Tu cuerpo este mes te está hablando. Y no con susurros, con gritos. Ese cansancio que arrastras desde hace semanas no es solo sueño. Es agotamiento emocional disfrazado de físico. Es de tanto sostener, tanto cargar, tanto estar para todos menos para ti. Junio arranca con Mercurio en tu signo, y eso te pone la cabeza a mil: pensamientos que no paran, preocupaciones que se repiten, conversaciones imaginarias a las tres de la mañana. Y cuando Mercurio se pone retrógrado, eso se intensifica. La mente no para, y el cuerpo paga el precio.
El insomnio va a ser un tema este mes. Vas a tener noches de dar vueltas en la cama, de despertarte a las cinco de la mañana con el corazón acelerado, de sentir que aunque duermas ocho horas, te levantas cansado. Y no es solo el sueño. Es que tu cabeza no descansa. Está procesando, rumiando, intentando resolver cosas que no se resuelven pensando más, sino sintiendo más. Así que este mes, antes de dormir, escribe. Vacía la cabeza en un papel. No tiene que ser bonito ni coherente. Solo tiene que salir.
Venus en tu signo hasta el 13 te pide que te cuides con ternura. Que te trates como tratarías a alguien a quien quieres de verdad. Porque tú eres muy bueno cuidando a otros, pero contigo eres duro, exigente, implacable. "Debería poder con esto", "no es para tanto", "otros están peor". Pues sí, otros están peor, pero eso no invalida que tú también estés mal. Este mes, permítete estar mal sin justificarlo. Permítete descansar sin sentirte culpable. Permítete decir "hoy no puedo" sin tener que dar explicaciones.

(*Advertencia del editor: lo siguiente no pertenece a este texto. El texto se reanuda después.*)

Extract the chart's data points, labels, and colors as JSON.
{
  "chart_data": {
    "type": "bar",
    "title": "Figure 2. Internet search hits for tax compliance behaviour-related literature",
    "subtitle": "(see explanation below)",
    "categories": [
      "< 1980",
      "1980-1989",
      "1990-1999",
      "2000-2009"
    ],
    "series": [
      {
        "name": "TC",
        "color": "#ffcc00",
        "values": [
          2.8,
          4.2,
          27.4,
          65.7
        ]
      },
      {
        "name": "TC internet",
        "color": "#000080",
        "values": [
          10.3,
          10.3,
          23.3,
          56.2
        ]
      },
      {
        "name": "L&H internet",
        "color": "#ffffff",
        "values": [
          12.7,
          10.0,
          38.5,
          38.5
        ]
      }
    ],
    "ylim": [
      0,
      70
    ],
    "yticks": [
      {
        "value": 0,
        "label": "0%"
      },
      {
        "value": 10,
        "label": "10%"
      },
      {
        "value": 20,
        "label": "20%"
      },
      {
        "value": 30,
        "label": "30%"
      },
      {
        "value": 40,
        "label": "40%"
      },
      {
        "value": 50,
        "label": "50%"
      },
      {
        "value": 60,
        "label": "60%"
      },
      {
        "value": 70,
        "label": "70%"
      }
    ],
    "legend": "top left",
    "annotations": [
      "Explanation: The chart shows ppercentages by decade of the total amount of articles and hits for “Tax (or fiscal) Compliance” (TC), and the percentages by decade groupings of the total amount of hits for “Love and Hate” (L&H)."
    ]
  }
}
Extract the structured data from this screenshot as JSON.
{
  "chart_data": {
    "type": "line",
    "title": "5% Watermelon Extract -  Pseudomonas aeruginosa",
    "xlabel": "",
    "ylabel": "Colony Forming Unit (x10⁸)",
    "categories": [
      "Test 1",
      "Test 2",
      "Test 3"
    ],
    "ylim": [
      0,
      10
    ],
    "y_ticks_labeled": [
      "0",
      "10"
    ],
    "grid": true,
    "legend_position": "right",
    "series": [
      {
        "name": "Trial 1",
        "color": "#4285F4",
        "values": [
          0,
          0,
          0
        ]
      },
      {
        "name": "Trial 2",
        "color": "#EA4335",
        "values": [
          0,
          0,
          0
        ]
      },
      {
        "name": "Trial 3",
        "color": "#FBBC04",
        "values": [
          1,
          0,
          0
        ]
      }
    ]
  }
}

El estómago también va a hablar. Cáncer rige el estómago, y cuando estás estresado, ansioso, sobrepasado, lo primero que se resiente es ahí. Puede que comas de más, puede que no comas nada, puede que te caigas mal cosas que antes no. Escucha. Tu estómago no es solo digestión, es intuición. Es donde sientes el miedo, la ansiedad, la preocupación. Y este mes, con todo lo que está pasando, va a estar revuelto. Come despacio. Come sentado. Come sin pantallas. Parece una tontería, pero no lo es.

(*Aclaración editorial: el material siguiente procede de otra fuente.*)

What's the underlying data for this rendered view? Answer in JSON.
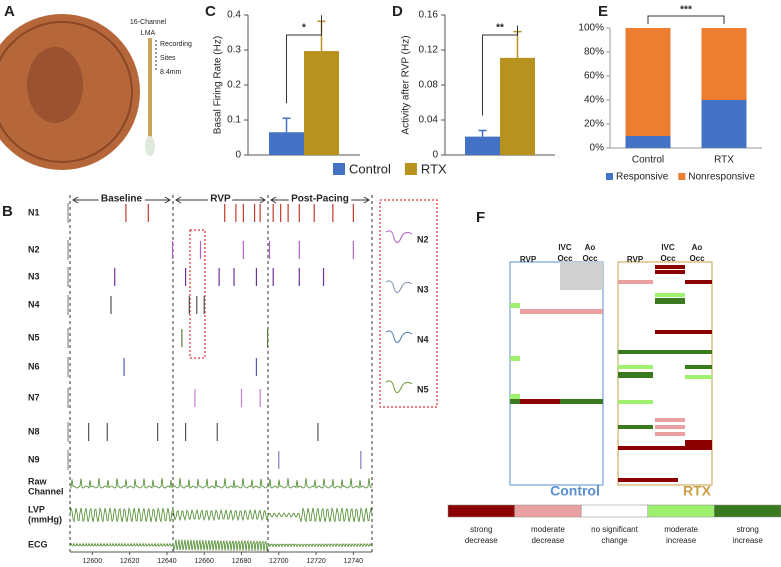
{
  "chart_data": [
    {
      "type": "bar",
      "label": "C",
      "ylabel": "Basal Firing Rate (Hz)",
      "ylim": [
        0,
        0.4
      ],
      "yticks": [
        0,
        0.1,
        0.2,
        0.3,
        0.4
      ],
      "annotation": "*",
      "series": [
        {
          "name": "Control",
          "color": "#4472c4",
          "values": [
            0.065
          ],
          "errors": [
            0.04
          ]
        },
        {
          "name": "RTX",
          "color": "#b8921e",
          "values": [
            0.297
          ],
          "errors": [
            0.085
          ]
        }
      ]
    },
    {
      "type": "bar",
      "label": "D",
      "ylabel": "Activity after RVP (Hz)",
      "ylim": [
        0,
        0.16
      ],
      "yticks": [
        0,
        0.04,
        0.08,
        0.12,
        0.16
      ],
      "annotation": "**",
      "series": [
        {
          "color": "#4472c4",
          "values": [
            0.021
          ],
          "errors": [
            0.007
          ]
        },
        {
          "color": "#b8921e",
          "values": [
            0.111
          ],
          "errors": [
            0.03
          ]
        }
      ]
    },
    {
      "type": "stacked_bar",
      "label": "E",
      "categories": [
        "Control",
        "RTX"
      ],
      "ylim": [
        0,
        100
      ],
      "annotation": "***",
      "yticks": [
        {
          "value": 0,
          "label": "0%"
        },
        {
          "value": 20,
          "label": "20%"
        },
        {
          "value": 40,
          "label": "40%"
        },
        {
          "value": 60,
          "label": "60%"
        },
        {
          "value": 80,
          "label": "80%"
        },
        {
          "value": 100,
          "label": "100%"
        }
      ],
      "series": [
        {
          "name": "Responsive",
          "color": "#4472c4",
          "values": [
            10,
            40
          ]
        },
        {
          "name": "Nonresponsive",
          "color": "#ed7d31",
          "values": [
            90,
            60
          ]
        }
      ]
    },
    {
      "type": "raster",
      "label": "B",
      "xlim": [
        12588,
        12750
      ],
      "xticks": [
        12600,
        12620,
        12640,
        12660,
        12680,
        12700,
        12720,
        12740
      ],
      "phases": [
        "Baseline",
        "RVP",
        "Post-Pacing"
      ],
      "series": [
        {
          "name": "N1",
          "color": "#c0392b",
          "values": [
            12618,
            12630,
            12671,
            12677,
            12681,
            12687,
            12690,
            12697,
            12701,
            12705,
            12711,
            12719,
            12729,
            12740
          ]
        },
        {
          "name": "N2",
          "color": "#b05fc8",
          "values": [
            12643,
            12658,
            12681,
            12695,
            12711,
            12740
          ]
        },
        {
          "name": "N3",
          "color": "#7030a0",
          "values": [
            12612,
            12650,
            12668,
            12676,
            12688,
            12697,
            12711,
            12724
          ]
        },
        {
          "name": "N4",
          "color": "#555555",
          "values": [
            12610,
            12652,
            12656,
            12660
          ]
        },
        {
          "name": "N5",
          "color": "#548235",
          "values": [
            12648,
            12694
          ]
        },
        {
          "name": "N6",
          "color": "#4a5fb0",
          "values": [
            12617,
            12688
          ]
        },
        {
          "name": "N7",
          "color": "#c080d0",
          "values": [
            12655,
            12680,
            12690
          ]
        },
        {
          "name": "N8",
          "color": "#555555",
          "values": [
            12598,
            12608,
            12635,
            12650,
            12667,
            12721
          ]
        },
        {
          "name": "N9",
          "color": "#8080c0",
          "values": [
            12700,
            12744
          ]
        }
      ],
      "traces": [
        [
          "Raw",
          "Channel"
        ],
        [
          "LVP",
          "(mmHg)"
        ],
        [
          "ECG"
        ]
      ]
    }
  ],
  "panel_A": {
    "label": "A",
    "probe": [
      "16-Channel",
      "LMA"
    ],
    "sites": [
      "Recording",
      "Sites",
      "8.4mm"
    ]
  },
  "panel_B_inset": [
    "N2",
    "N3",
    "N4",
    "N5"
  ],
  "panel_F": {
    "label": "F",
    "columns": [
      [
        "RVP"
      ],
      [
        "IVC",
        "Occ"
      ],
      [
        "Ao",
        "Occ"
      ]
    ],
    "groups": [
      "Control",
      "RTX"
    ],
    "legend": [
      [
        "strong",
        "decrease"
      ],
      [
        "moderate",
        "decrease"
      ],
      [
        "no significant",
        "change"
      ],
      [
        "moderate",
        "increase"
      ],
      [
        "strong",
        "increase"
      ]
    ]
  }
}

Y luego está el tema del agua. Tú eres un signo de agua, y el agua te sana. Este mes, métete en agua siempre que puedas. Una ducha larga, un baño, el mar si tienes cerca, una piscina. El agua te limpia por fuera y por dentro. Te calma, te centra, te devuelve a ti mismo. Sobre todo cuando Venus pase a Leo el 13 y empieces a sentir que tienes que estar "on" todo el rato, que tienes que brillar, que tienes que rendir. El agua te va a recordar que no tienes que ser nada más que tú.

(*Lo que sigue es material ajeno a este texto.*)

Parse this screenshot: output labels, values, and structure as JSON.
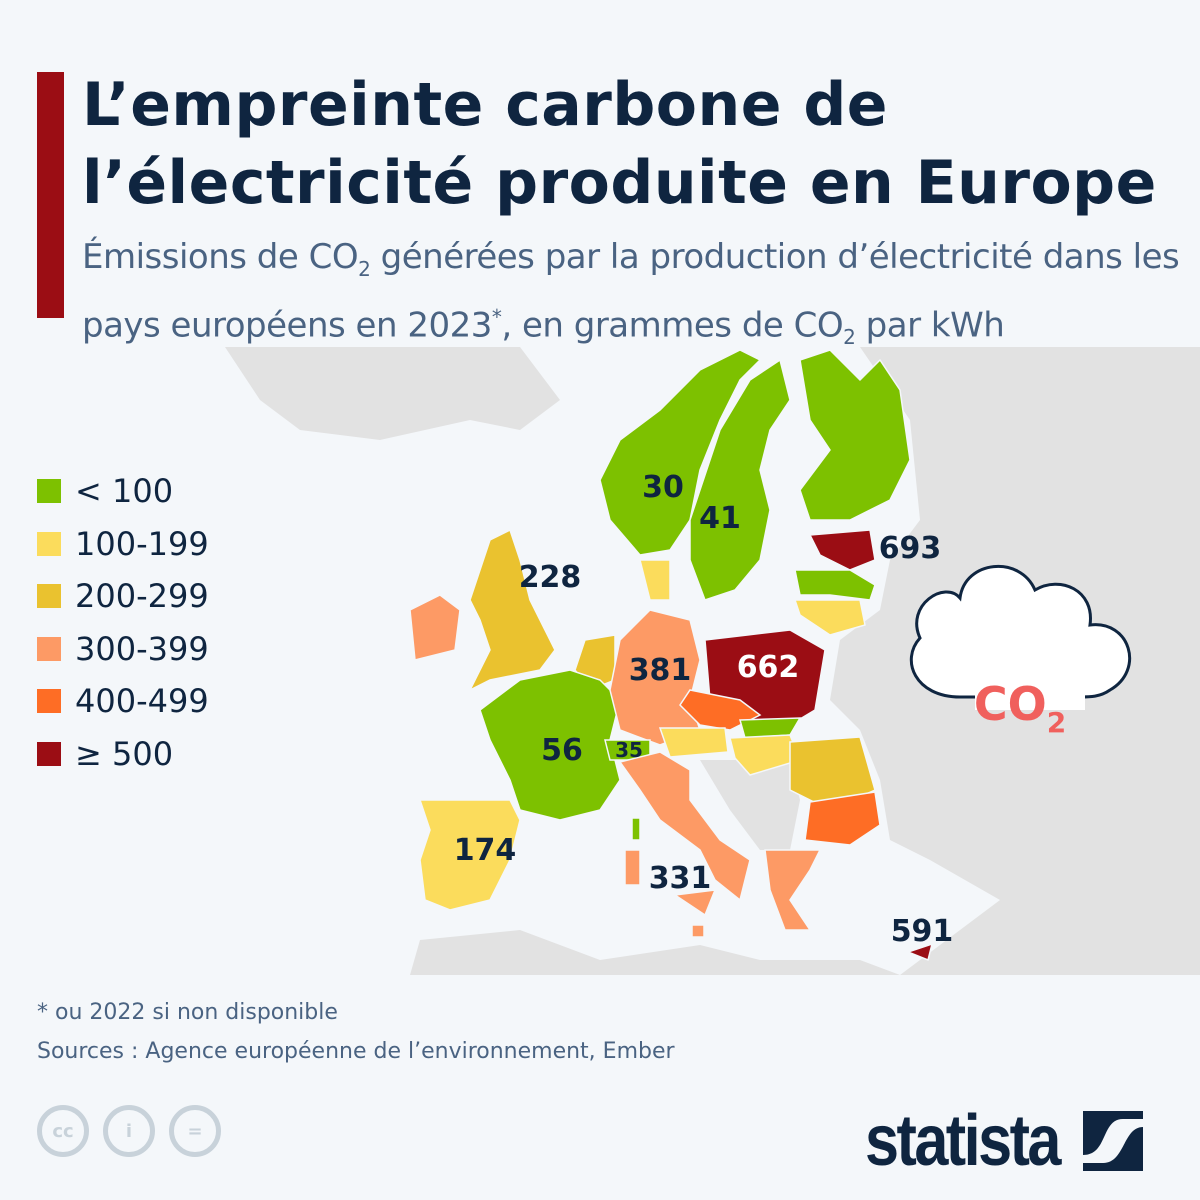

La Luna Llena del 29 en Capricornio puede traer un pico de estrés, de tensión acumulada que revienta. Puede ser un dolor de cabeza que no se va, una contractura en el cuello, una espalda que no aguanta más. Y todo eso es tu cuerpo diciéndote: para. Descansa. Suelta. No puedes seguir cargando con todo. No puedes seguir siendo fuerte para todos. Este mes, Canqui, sé fuerte para ti. Y si eso significa decir que no, cancelar planes, quedarte en casa cuando todos esperan que salgas, hazlo. Tu salud mental vale más que la opinión de cualquiera.